Closing the Macro-Micro Link: Testing the Effects of Hot Spots Policing on Individual Adolescent Outcomes

Open Access
- Author:
- Bucci, Rebecca Ann
- Graduate Program:
- Criminology
- Degree:
- Doctor of Philosophy
- Document Type:
- Dissertation
- Date of Defense:
- May 18, 2021
- Committee Members:
- Jennifer Maggs, Outside Unit & Field Member
Jeremy Staff, Major Field Member
Thomas Loughran, Chair & Dissertation Advisor
Eric Baumer, Major Field Member
Thomas Anthony Loughran, IV, Program Head/Chair - Keywords:
- Offender-decision making
hot spots policing
offending
adolescents - Abstract:
- The effect of punishment and punishment threats on offending and collateral outcomes is less straightforward than one may believe. Furthermore, these effects for adolescents who are at the peak of criminal involvement are largely unknown. In this dissertation, I examine the effect of a hot spots policing intervention, known as Operation Safe Streets, on perceptions of arrest risk, offending behavior, perceptions of police and the law, disorder, and rewards to crime.

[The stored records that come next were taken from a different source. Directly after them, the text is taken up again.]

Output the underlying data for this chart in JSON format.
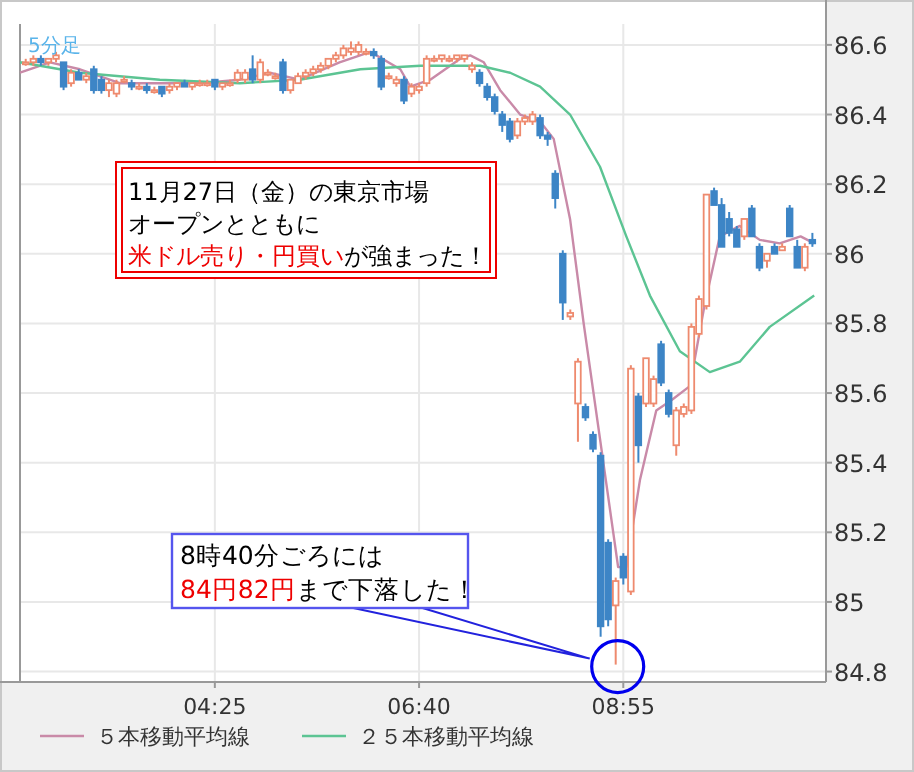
{
  "chart_data": {
    "type": "candlestick",
    "x": [
      2.333,
      2.417,
      2.5,
      2.583,
      2.667,
      2.75,
      2.833,
      2.917,
      3,
      3.083,
      3.167,
      3.25,
      3.333,
      3.417,
      3.5,
      3.583,
      3.667,
      3.75,
      3.833,
      3.917,
      4,
      4.083,
      4.167,
      4.25,
      4.333,
      4.417,
      4.5,
      4.583,
      4.667,
      4.75,
      4.833,
      4.917,
      5,
      5.083,
      5.167,
      5.25,
      5.333,
      5.417,
      5.5,
      5.583,
      5.667,
      5.75,
      5.833,
      5.917,
      6,
      6.083,
      6.167,
      6.25,
      6.333,
      6.417,
      6.5,
      6.583,
      6.667,
      6.75,
      6.833,
      6.917,
      7,
      7.083,
      7.167,
      7.25,
      7.333,
      7.417,
      7.5,
      7.583,
      7.667,
      7.75,
      7.833,
      7.917,
      8,
      8.083,
      8.167,
      8.25,
      8.333,
      8.417,
      8.5,
      8.583,
      8.667,
      8.75,
      8.833,
      8.917,
      9,
      9.083,
      9.167,
      9.25,
      9.333,
      9.417,
      9.5,
      9.583,
      9.667,
      9.75,
      9.833,
      9.917,
      10,
      10.083,
      10.167,
      10.25,
      10.333,
      10.417,
      10.5,
      10.583,
      10.667,
      10.75,
      10.833,
      10.917,
      11
    ],
    "ohlc": [
      [
        86.55,
        86.56,
        86.54,
        86.55
      ],
      [
        86.55,
        86.57,
        86.54,
        86.56
      ],
      [
        86.56,
        86.57,
        86.54,
        86.55
      ],
      [
        86.55,
        86.56,
        86.54,
        86.56
      ],
      [
        86.56,
        86.58,
        86.55,
        86.57
      ],
      [
        86.55,
        86.55,
        86.47,
        86.48
      ],
      [
        86.49,
        86.53,
        86.48,
        86.52
      ],
      [
        86.52,
        86.53,
        86.5,
        86.5
      ],
      [
        86.5,
        86.52,
        86.49,
        86.51
      ],
      [
        86.53,
        86.54,
        86.46,
        86.47
      ],
      [
        86.5,
        86.51,
        86.46,
        86.47
      ],
      [
        86.47,
        86.5,
        86.45,
        86.49
      ],
      [
        86.46,
        86.5,
        86.45,
        86.49
      ],
      [
        86.5,
        86.51,
        86.49,
        86.5
      ],
      [
        86.49,
        86.5,
        86.47,
        86.48
      ],
      [
        86.48,
        86.49,
        86.47,
        86.48
      ],
      [
        86.48,
        86.49,
        86.46,
        86.47
      ],
      [
        86.47,
        86.48,
        86.46,
        86.47
      ],
      [
        86.48,
        86.48,
        86.45,
        86.46
      ],
      [
        86.47,
        86.49,
        86.46,
        86.48
      ],
      [
        86.48,
        86.49,
        86.47,
        86.49
      ],
      [
        86.49,
        86.5,
        86.48,
        86.48
      ],
      [
        86.48,
        86.49,
        86.47,
        86.49
      ],
      [
        86.49,
        86.5,
        86.48,
        86.49
      ],
      [
        86.49,
        86.5,
        86.48,
        86.49
      ],
      [
        86.5,
        86.5,
        86.47,
        86.48
      ],
      [
        86.48,
        86.49,
        86.47,
        86.49
      ],
      [
        86.49,
        86.5,
        86.48,
        86.49
      ],
      [
        86.5,
        86.53,
        86.49,
        86.52
      ],
      [
        86.5,
        86.53,
        86.49,
        86.52
      ],
      [
        86.53,
        86.57,
        86.49,
        86.5
      ],
      [
        86.5,
        86.56,
        86.49,
        86.55
      ],
      [
        86.52,
        86.53,
        86.51,
        86.52
      ],
      [
        86.51,
        86.52,
        86.5,
        86.51
      ],
      [
        86.55,
        86.56,
        86.46,
        86.47
      ],
      [
        86.47,
        86.5,
        86.46,
        86.5
      ],
      [
        86.49,
        86.52,
        86.49,
        86.51
      ],
      [
        86.51,
        86.53,
        86.5,
        86.52
      ],
      [
        86.52,
        86.54,
        86.51,
        86.53
      ],
      [
        86.53,
        86.55,
        86.52,
        86.54
      ],
      [
        86.54,
        86.56,
        86.53,
        86.56
      ],
      [
        86.56,
        86.58,
        86.55,
        86.57
      ],
      [
        86.57,
        86.6,
        86.56,
        86.59
      ],
      [
        86.58,
        86.61,
        86.57,
        86.59
      ],
      [
        86.58,
        86.61,
        86.57,
        86.6
      ],
      [
        86.58,
        86.59,
        86.57,
        86.58
      ],
      [
        86.58,
        86.59,
        86.56,
        86.57
      ],
      [
        86.56,
        86.57,
        86.47,
        86.48
      ],
      [
        86.51,
        86.52,
        86.5,
        86.51
      ],
      [
        86.49,
        86.51,
        86.48,
        86.5
      ],
      [
        86.5,
        86.51,
        86.43,
        86.44
      ],
      [
        86.46,
        86.49,
        86.45,
        86.48
      ],
      [
        86.47,
        86.49,
        86.46,
        86.48
      ],
      [
        86.49,
        86.57,
        86.48,
        86.56
      ],
      [
        86.56,
        86.57,
        86.55,
        86.56
      ],
      [
        86.56,
        86.57,
        86.55,
        86.57
      ],
      [
        86.56,
        86.57,
        86.55,
        86.56
      ],
      [
        86.56,
        86.57,
        86.55,
        86.57
      ],
      [
        86.56,
        86.57,
        86.55,
        86.57
      ],
      [
        86.53,
        86.55,
        86.52,
        86.54
      ],
      [
        86.52,
        86.53,
        86.48,
        86.49
      ],
      [
        86.48,
        86.49,
        86.44,
        86.45
      ],
      [
        86.45,
        86.46,
        86.4,
        86.41
      ],
      [
        86.4,
        86.41,
        86.35,
        86.37
      ],
      [
        86.38,
        86.39,
        86.32,
        86.33
      ],
      [
        86.34,
        86.39,
        86.33,
        86.38
      ],
      [
        86.38,
        86.4,
        86.37,
        86.39
      ],
      [
        86.38,
        86.41,
        86.37,
        86.4
      ],
      [
        86.39,
        86.4,
        86.33,
        86.34
      ],
      [
        86.34,
        86.35,
        86.31,
        86.33
      ],
      [
        86.23,
        86.24,
        86.13,
        86.16
      ],
      [
        86,
        86.01,
        85.81,
        85.86
      ],
      [
        85.82,
        85.84,
        85.81,
        85.83
      ],
      [
        85.57,
        85.7,
        85.46,
        85.69
      ],
      [
        85.56,
        85.57,
        85.52,
        85.53
      ],
      [
        85.48,
        85.49,
        85.43,
        85.44
      ],
      [
        85.42,
        85.43,
        84.9,
        84.93
      ],
      [
        85.17,
        85.18,
        84.93,
        84.95
      ],
      [
        84.99,
        85.07,
        84.82,
        85.06
      ],
      [
        85.13,
        85.14,
        85.05,
        85.07
      ],
      [
        85.03,
        85.68,
        85.02,
        85.67
      ],
      [
        85.59,
        85.6,
        85.4,
        85.45
      ],
      [
        85.57,
        85.7,
        85.56,
        85.7
      ],
      [
        85.57,
        85.65,
        85.56,
        85.64
      ],
      [
        85.74,
        85.75,
        85.62,
        85.63
      ],
      [
        85.6,
        85.61,
        85.53,
        85.54
      ],
      [
        85.45,
        85.56,
        85.42,
        85.55
      ],
      [
        85.54,
        85.57,
        85.53,
        85.56
      ],
      [
        85.55,
        85.8,
        85.54,
        85.79
      ],
      [
        85.77,
        85.88,
        85.76,
        85.87
      ],
      [
        85.85,
        86.17,
        85.84,
        86.17
      ],
      [
        86.18,
        86.19,
        86.14,
        86.14
      ],
      [
        86.14,
        86.16,
        86.02,
        86.02
      ],
      [
        86.1,
        86.12,
        86.05,
        86.06
      ],
      [
        86.07,
        86.08,
        86.02,
        86.02
      ],
      [
        86.05,
        86.1,
        86.04,
        86.1
      ],
      [
        86.13,
        86.14,
        86.05,
        86.05
      ],
      [
        86.02,
        86.03,
        85.95,
        85.96
      ],
      [
        85.98,
        86,
        85.96,
        86
      ],
      [
        86.02,
        86.03,
        86,
        86
      ],
      [
        86.01,
        86.03,
        86.01,
        86.02
      ],
      [
        86.13,
        86.14,
        86.05,
        86.05
      ],
      [
        86.02,
        86.04,
        85.96,
        85.96
      ],
      [
        85.96,
        86.03,
        85.95,
        86.02
      ],
      [
        86.04,
        86.06,
        86.02,
        86.03
      ]
    ],
    "series": [
      {
        "type": "line",
        "name": "５本移動平均線",
        "color": "#c98aa8",
        "x": [
          2.27,
          2.6,
          2.93,
          3.37,
          3.81,
          4.25,
          4.69,
          5.02,
          5.35,
          5.79,
          6.13,
          6.46,
          6.57,
          6.79,
          7.12,
          7.23,
          7.38,
          7.56,
          7.78,
          8,
          8.15,
          8.33,
          8.48,
          8.86,
          8.95,
          9.1,
          9.28,
          9.45,
          9.65,
          9.81,
          9.98,
          10.2,
          10.42,
          10.64,
          10.87,
          11.02
        ],
        "values": [
          86.52,
          86.55,
          86.53,
          86.49,
          86.49,
          86.49,
          86.5,
          86.52,
          86.5,
          86.55,
          86.58,
          86.53,
          86.48,
          86.5,
          86.56,
          86.57,
          86.55,
          86.47,
          86.4,
          86.38,
          86.33,
          86.1,
          85.8,
          85.1,
          85.1,
          85.35,
          85.55,
          85.58,
          85.62,
          85.85,
          86.05,
          86.08,
          86.04,
          86.03,
          86.05,
          86.03
        ]
      },
      {
        "type": "line",
        "name": "２５本移動平均線",
        "color": "#5cc493",
        "x": [
          2.27,
          2.93,
          3.81,
          4.69,
          5.35,
          6.02,
          6.68,
          7.34,
          7.67,
          8,
          8.33,
          8.66,
          8.95,
          9.21,
          9.54,
          9.87,
          10.2,
          10.53,
          11.02
        ],
        "values": [
          86.55,
          86.52,
          86.5,
          86.49,
          86.5,
          86.53,
          86.54,
          86.54,
          86.52,
          86.48,
          86.4,
          86.25,
          86.05,
          85.88,
          85.72,
          85.66,
          85.69,
          85.79,
          85.88
        ]
      }
    ],
    "xlim": [
      2.27,
      11.15
    ],
    "xticks": [
      {
        "value": 4.4167,
        "label": "04:25"
      },
      {
        "value": 6.6667,
        "label": "06:40"
      },
      {
        "value": 8.9167,
        "label": "08:55"
      }
    ],
    "ylim": [
      84.77,
      86.66
    ],
    "yticks": [
      84.8,
      85,
      85.2,
      85.4,
      85.6,
      85.8,
      86,
      86.2,
      86.4,
      86.6
    ],
    "grid": true,
    "legend": "bottom",
    "annotations": [
      "5分足",
      "11月27日（金）の東京市場",
      "オープンとともに",
      "米ドル売り・円買い",
      "が強まった！",
      "8時40分ごろには",
      "84円82円",
      "まで下落した！"
    ]
  }
}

By exploiting the timing of Safe Streets, which began during ongoing data collection of the Pathways to Desistance Study, a sample of previously adjudicated adolescent offenders aged 14-17, I am able to estimate the effect of this intervention on these outcomes. Results suggest that Safe Streets did significantly increase perceptions of arrest risk for these adolescents. Safe Streets had some effect on offending, primarily by reducing individuals’ frequency of offending but had little impact on the likelihood of engaging in crime. Finally, Safe Streets did not impact perceptions of procedural justice, police legitimacy or legal cynicism, nor did it have a large impact on the perceived rewards to crime. However, Safe Streets may have resulted in the spatial spillover of neighborhood disorder. My findings suggest that Safe Streets was effective at increasing adolescents’ perceptions of the likelihood of arrest, but suggest these effects did not translate into large reductions in offending as was hypothesized. This finding, coupled with the lack of beneficial effects on perceptions of police and neighborhood disorder, suggest that hot spots policing interventions like Safe Streets should be utilized as just one aspect of crime-reductions strategies and interventions aimed to improve police-community relations.